Probably influenced by Bob Godfrey’s similarly lo-fi, zany and anarchic Do It Yourself Cartoon Kit (1961), Storytime was also informed by Stan van der Beek’s Death Breath (1964), an absurdist art film Gilliam had seen in New York, featuring a cutout photo of Richard Nixon’s head, sliced in half horizontally so that the mouth could open right up and swallow a big foot. Faced with creating animation with little money or time, Gilliam came up with his trademark anarchic animation mixture of cutout photos, Victorian imagery, surreal machines, and bizarre but lovingly crafted illustrations.

The Christmas card sequence seen in Storytime, created for the Do Not Adjust Your Set Christmas special, is one of Gilliam’s finest and funniest moments and encapsulates the good-natured anarchy and mischievous inventiveness of his work.

When Palin, Idle, and Jones started to put together a new show with John Cleese and Graham Chapman, Gilliam was brought in to contribute with his animation, writing, and, sometimes, acting.
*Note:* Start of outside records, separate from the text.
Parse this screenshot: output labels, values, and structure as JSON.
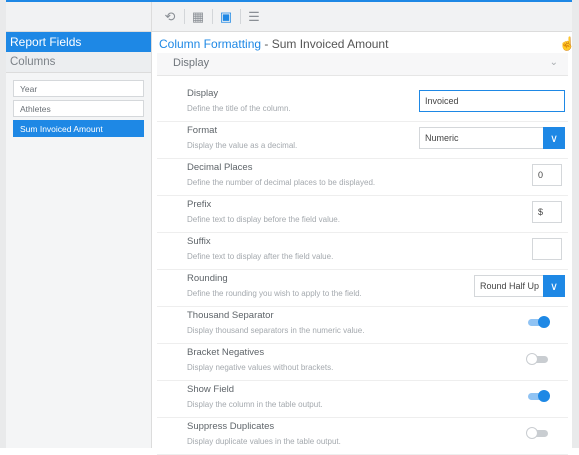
{
  "toolbar": {
    "buttons": [
      {
        "icon": "undo-icon",
        "glyph": "⟲"
      },
      {
        "icon": "table-view-icon",
        "glyph": "▦"
      },
      {
        "icon": "column-format-icon",
        "glyph": "▣"
      },
      {
        "icon": "list-icon",
        "glyph": "☰"
      }
    ]
  },
  "sidebar": {
    "title": "Report Fields",
    "subtitle": "Columns",
    "fields": [
      "Year",
      "Athletes",
      "Sum Invoiced Amount"
    ],
    "selected_index": 2
  },
  "main": {
    "title": "Column Formatting",
    "title_suffix": " - Sum Invoiced Amount",
    "section": "Display",
    "cursor_icon": "hand-pointer-icon",
    "rows": {
      "display": {
        "label": "Display",
        "desc": "Define the title of the column.",
        "value": "Invoiced"
      },
      "format": {
        "label": "Format",
        "desc": "Display the value as a decimal.",
        "value": "Numeric"
      },
      "decimal": {
        "label": "Decimal Places",
        "desc": "Define the number of decimal places to be displayed.",
        "value": "0"
      },
      "prefix": {
        "label": "Prefix",
        "desc": "Define text to display before the field value.",
        "value": "$"
      },
      "suffix": {
        "label": "Suffix",
        "desc": "Define text to display after the field value.",
        "value": ""
      },
      "rounding": {
        "label": "Rounding",
        "desc": "Define the rounding you wish to apply to the field.",
        "value": "Round Half Up"
      },
      "thousand": {
        "label": "Thousand Separator",
        "desc": "Display thousand separators in the numeric value.",
        "on": true
      },
      "brackets": {
        "label": "Bracket Negatives",
        "desc": "Display negative values without brackets.",
        "on": false
      },
      "show": {
        "label": "Show Field",
        "desc": "Display the column in the table output.",
        "on": true
      },
      "duplicates": {
        "label": "Suppress Duplicates",
        "desc": "Display duplicate values in the table output.",
        "on": false
      }
    }
  },
  "colors": {
    "accent": "#1e88e5"
  }
}
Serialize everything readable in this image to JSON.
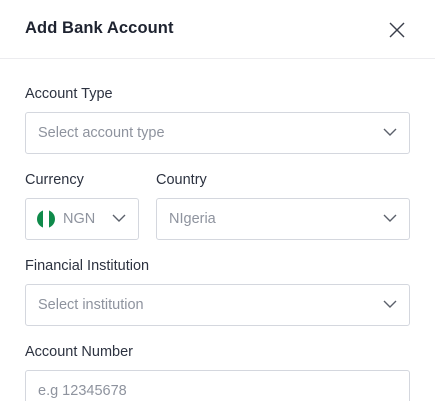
{
  "modal": {
    "title": "Add Bank Account"
  },
  "form": {
    "account_type": {
      "label": "Account Type",
      "placeholder": "Select account type"
    },
    "currency": {
      "label": "Currency",
      "value": "NGN",
      "flag_colors": [
        "#0f8a4a",
        "#ffffff",
        "#0f8a4a"
      ]
    },
    "country": {
      "label": "Country",
      "value": "NIgeria"
    },
    "institution": {
      "label": "Financial Institution",
      "placeholder": "Select institution"
    },
    "account_number": {
      "label": "Account Number",
      "placeholder": "e.g 12345678"
    }
  },
  "colors": {
    "border": "#d4d7de",
    "placeholder": "#8e939e",
    "label": "#2c3240",
    "title": "#1e2330"
  }
}
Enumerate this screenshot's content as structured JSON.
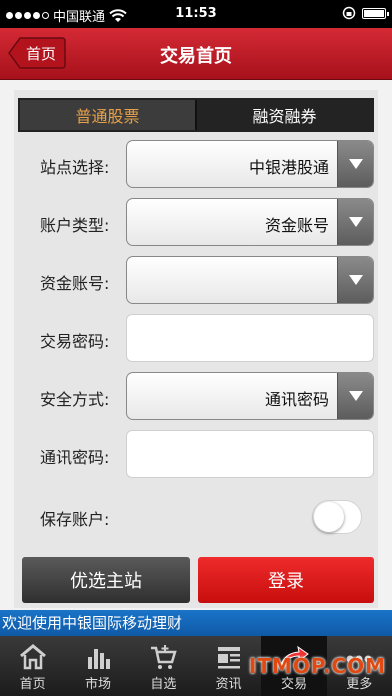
{
  "status": {
    "carrier": "中国联通",
    "time": "11:53"
  },
  "header": {
    "back_label": "首页",
    "title": "交易首页"
  },
  "tabs": [
    {
      "label": "普通股票",
      "active": true
    },
    {
      "label": "融资融券",
      "active": false
    }
  ],
  "form": {
    "site_label": "站点选择:",
    "site_value": "中银港股通",
    "account_type_label": "账户类型:",
    "account_type_value": "资金账号",
    "fund_account_label": "资金账号:",
    "fund_account_value": "",
    "trade_password_label": "交易密码:",
    "security_label": "安全方式:",
    "security_value": "通讯密码",
    "comm_password_label": "通讯密码:",
    "save_account_label": "保存账户:",
    "save_account_on": false
  },
  "buttons": {
    "preferred_site": "优选主站",
    "login": "登录"
  },
  "marquee": "欢迎使用中银国际移动理财",
  "tabbar": [
    {
      "label": "首页",
      "icon": "home-icon"
    },
    {
      "label": "市场",
      "icon": "bar-chart-icon"
    },
    {
      "label": "自选",
      "icon": "cart-icon"
    },
    {
      "label": "资讯",
      "icon": "news-icon"
    },
    {
      "label": "交易",
      "icon": "trade-arrow-icon",
      "active": true
    },
    {
      "label": "更多",
      "icon": "more-icon"
    }
  ],
  "watermark": "ITMOP.COM",
  "colors": {
    "accent_red": "#c70d0d",
    "active_tab_text": "#e8a14a",
    "marquee_blue": "#1a74c8"
  }
}
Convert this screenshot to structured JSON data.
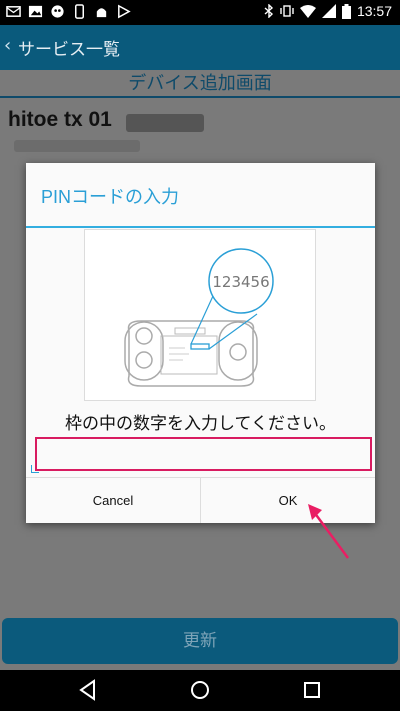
{
  "status_bar": {
    "time": "13:57",
    "icons_left": [
      "mail-icon",
      "image-icon",
      "messenger-icon",
      "phone-icon",
      "android-icon",
      "play-store-icon"
    ],
    "icons_right": [
      "bluetooth-icon",
      "vibrate-icon",
      "wifi-icon",
      "signal-icon",
      "battery-icon"
    ]
  },
  "app_bar": {
    "back_label": "サービス一覧"
  },
  "page": {
    "screen_title": "デバイス追加画面",
    "device_name": "hitoe tx 01",
    "update_button": "更新"
  },
  "dialog": {
    "title": "PINコードの入力",
    "image_pin": "123456",
    "message": "枠の中の数字を入力してください。",
    "input_value": "",
    "input_placeholder": "",
    "cancel_label": "Cancel",
    "ok_label": "OK"
  },
  "colors": {
    "accent": "#2a9fd6",
    "input_border": "#d81b60",
    "app_bar": "#0a5a7c"
  }
}
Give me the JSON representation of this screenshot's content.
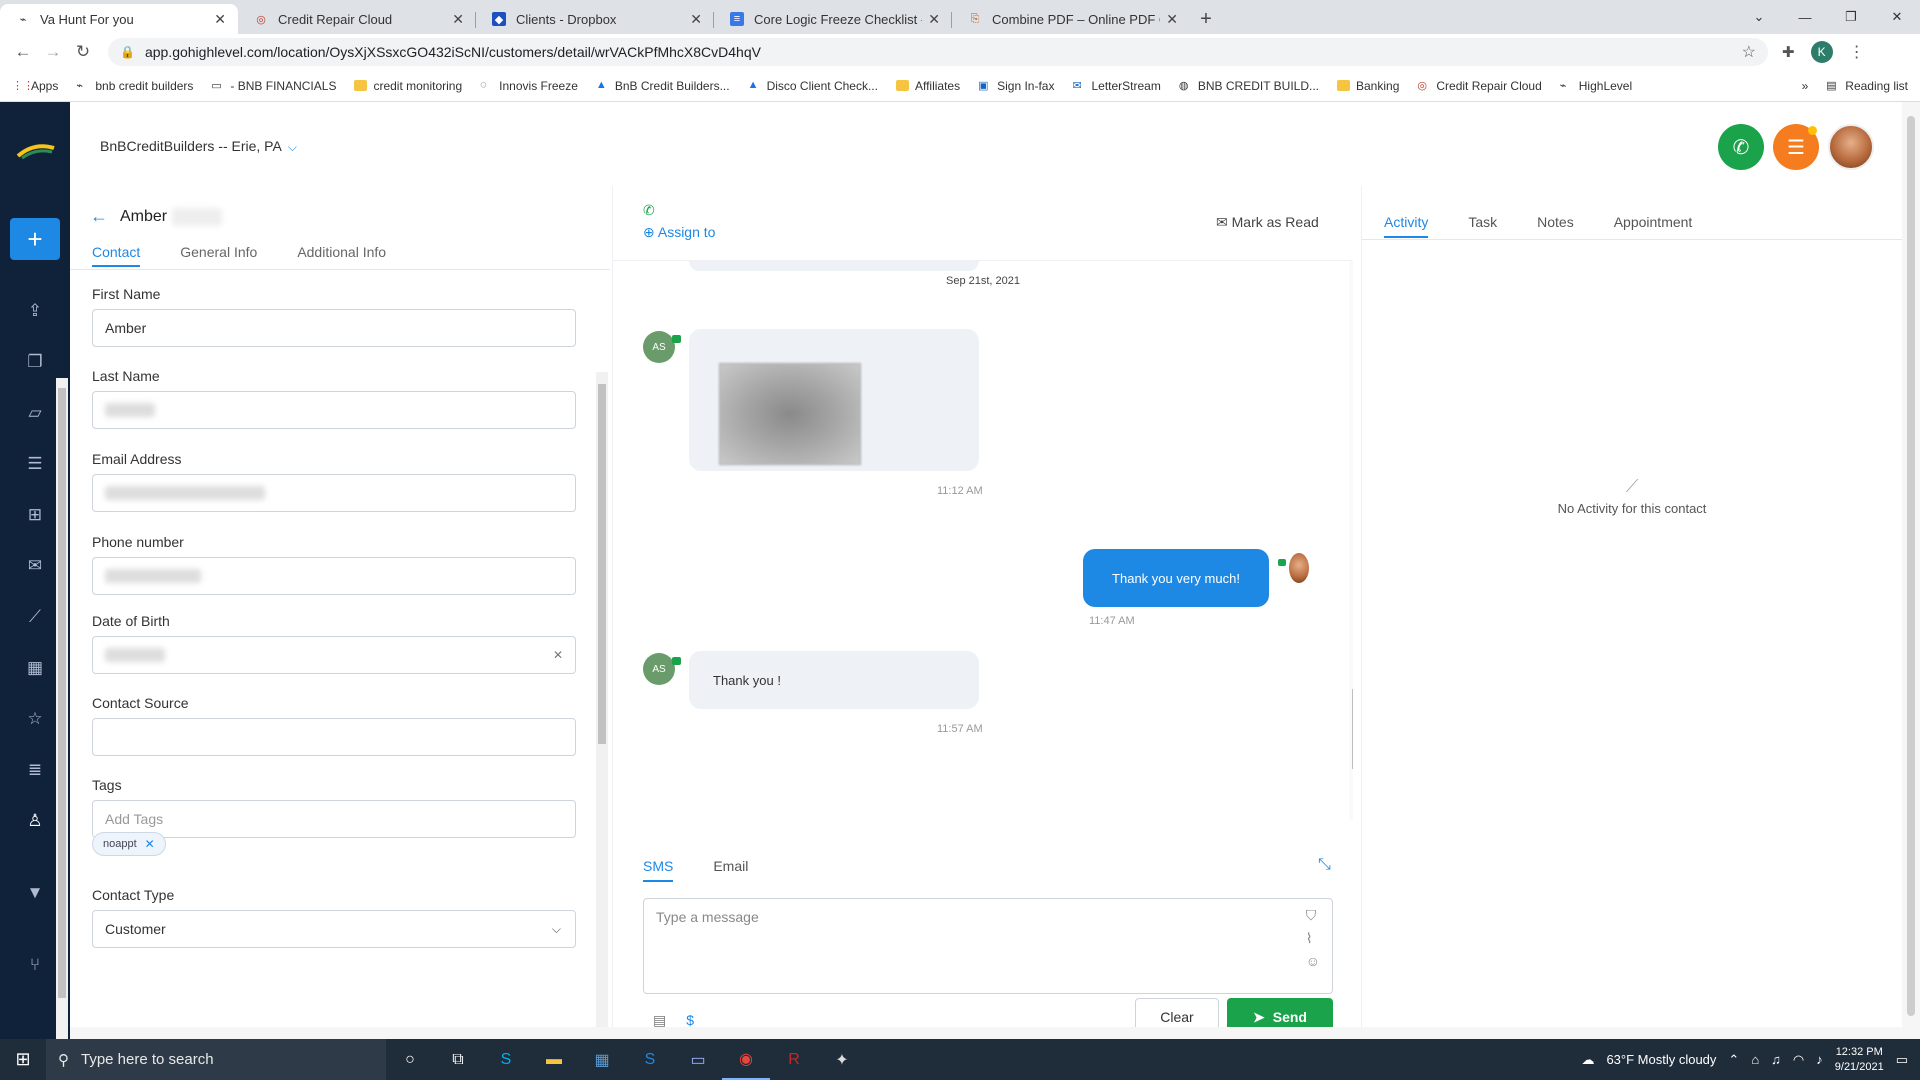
{
  "browser": {
    "tabs": [
      {
        "title": "Va Hunt For you",
        "active": true
      },
      {
        "title": "Credit Repair Cloud",
        "active": false
      },
      {
        "title": "Clients - Dropbox",
        "active": false
      },
      {
        "title": "Core Logic Freeze Checklist - Go",
        "active": false
      },
      {
        "title": "Combine PDF – Online PDF Com",
        "active": false
      }
    ],
    "url": "app.gohighlevel.com/location/OysXjXSsxcGO432iScNI/customers/detail/wrVACkPfMhcX8CvD4hqV",
    "profile_initial": "K",
    "bookmarks": [
      "Apps",
      "bnb credit builders",
      "- BNB FINANCIALS",
      "credit monitoring",
      "Innovis Freeze",
      "BnB Credit Builders...",
      "Disco Client Check...",
      "Affiliates",
      "Sign In-fax",
      "LetterStream",
      "BNB CREDIT BUILD...",
      "Banking",
      "Credit Repair Cloud",
      "HighLevel"
    ],
    "reading_list": "Reading list"
  },
  "header": {
    "location": "BnBCreditBuilders -- Erie, PA"
  },
  "contact": {
    "first_name_display": "Amber",
    "tabs": [
      "Contact",
      "General Info",
      "Additional Info"
    ],
    "fields": {
      "first_name_label": "First Name",
      "first_name_value": "Amber",
      "last_name_label": "Last Name",
      "email_label": "Email Address",
      "phone_label": "Phone number",
      "dob_label": "Date of Birth",
      "source_label": "Contact Source",
      "tags_label": "Tags",
      "tags_placeholder": "Add Tags",
      "tag_values": [
        "noappt"
      ],
      "type_label": "Contact Type",
      "type_value": "Customer"
    }
  },
  "conversation": {
    "assign_label": "Assign to",
    "mark_read_label": "Mark as Read",
    "date_chip": "Sep 21st, 2021",
    "messages": [
      {
        "from": "AS",
        "kind": "image",
        "time": "11:12 AM"
      },
      {
        "from": "me",
        "kind": "text",
        "text": "Thank you very much!",
        "time": "11:47 AM"
      },
      {
        "from": "AS",
        "kind": "text",
        "text": "Thank you !",
        "time": "11:57 AM"
      }
    ],
    "composer": {
      "tabs": [
        "SMS",
        "Email"
      ],
      "placeholder": "Type a message",
      "clear_label": "Clear",
      "send_label": "Send"
    }
  },
  "activity": {
    "tabs": [
      "Activity",
      "Task",
      "Notes",
      "Appointment"
    ],
    "empty_text": "No Activity for this contact"
  },
  "taskbar": {
    "search_placeholder": "Type here to search",
    "weather": "63°F  Mostly cloudy",
    "time": "12:32 PM",
    "date": "9/21/2021"
  },
  "colors": {
    "accent": "#1e88e5",
    "send_green": "#1aa34a",
    "call_green": "#1aa34a",
    "menu_orange": "#f57c1f",
    "nav_bg": "#10213a"
  }
}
Monty Python became an iconic television comedy of the 1960s and 1970s, and Gilliam’s anarchic animations are an integral part of its identity. His wild, inventive, and unconventional style proved influential on many future animators and directors, including lo-fi genius Michel Gondry and South Park’s Trey Parker and Matt Stone. In later years, Gilliam took his particular aesthetic, attitude, and brand of gentle surrealism and widened its scope to become a visionary live-action movie director.